The Church in History: The Church in America by Dr. T.Y. Hiter

As the Baptist movement struggled to define itself in the 1750s and 60s, another, completely unrelated, but soon to be inseparable, set of events got underway. That second set of events involved the mass migration of thousands of Englishmen to the Colonies.

Now, it’s true that people from all levels of English society and all parts of the four “nations” of the United Kingdom (England, Ireland, Scotland and Wales) came over to the Colonies, beginning shortly after 1600, and continuing until, well, today, but most of the major migration took place in identifiable waves. The first two waves were to Virginia and Massachusetts. Most of these people were Church of England, or “Anglican”, though they worshipped in different ways. In the South, they were classic Anglicans. In the north, they were Puritans. Most of the southerners came from London and the West Country. Most of the Puritans came from the East. Another wave was made up mostly of Quakers, who came to Pennsylvania from Yorkshire, Cheshire and Lancashire. The fourth great wave came from extreme northwestern England, along the border with Scotland and Ireland. Indeed, these people became known as “Scotch-Irish” or, more correctly “Scots-Irish”, though in fact, they were neither. True Scots-Irish were descended from an earlier English imposition on the lowland Scots, whose lands the English crown wanted, in order to introduce large-scale sheep raising there. They took the lowland Scots off the land and transplanted them to Ireland: some to the South and many to the North. Some of these transplanted people came to the Colonies during the same time that the massive influx of border-country folk were coming, and the name got applied to all of them.
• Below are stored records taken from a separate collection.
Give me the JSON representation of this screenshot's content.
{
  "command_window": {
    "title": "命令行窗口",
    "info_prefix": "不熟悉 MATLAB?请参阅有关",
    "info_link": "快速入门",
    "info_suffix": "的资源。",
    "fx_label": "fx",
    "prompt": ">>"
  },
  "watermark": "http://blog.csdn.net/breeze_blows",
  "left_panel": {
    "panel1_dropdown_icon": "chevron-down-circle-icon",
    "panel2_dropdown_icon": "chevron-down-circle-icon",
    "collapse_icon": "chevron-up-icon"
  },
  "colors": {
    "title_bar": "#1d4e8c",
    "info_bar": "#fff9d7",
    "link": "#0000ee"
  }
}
The borderers were among the poorest and roughest people of all the British Isles. The places they lived in were constantly being invaded by someone or other, their houses were routinely burnt, and their folkways were such that their preferred entertainments were fighting, hunting (usually illegally) and whiskey—making, drinking, or selling. When they got here, most of the good land was taken, and they had no use for cities anyway, so overwhelmingly they moved immediately west to the mountains, where the French, Indians, and one another were available for all three. In terms of religion, the border people had no use at all for organized religion. They did, though, feel an attraction for unorganized religion, and for years maintained their liking for what was called “field churches”; large gatherings that might go on for several days and include much loud and enthusiastic preaching, a good deal of fighting, and a good many opportunities to make contact with the opposite sex.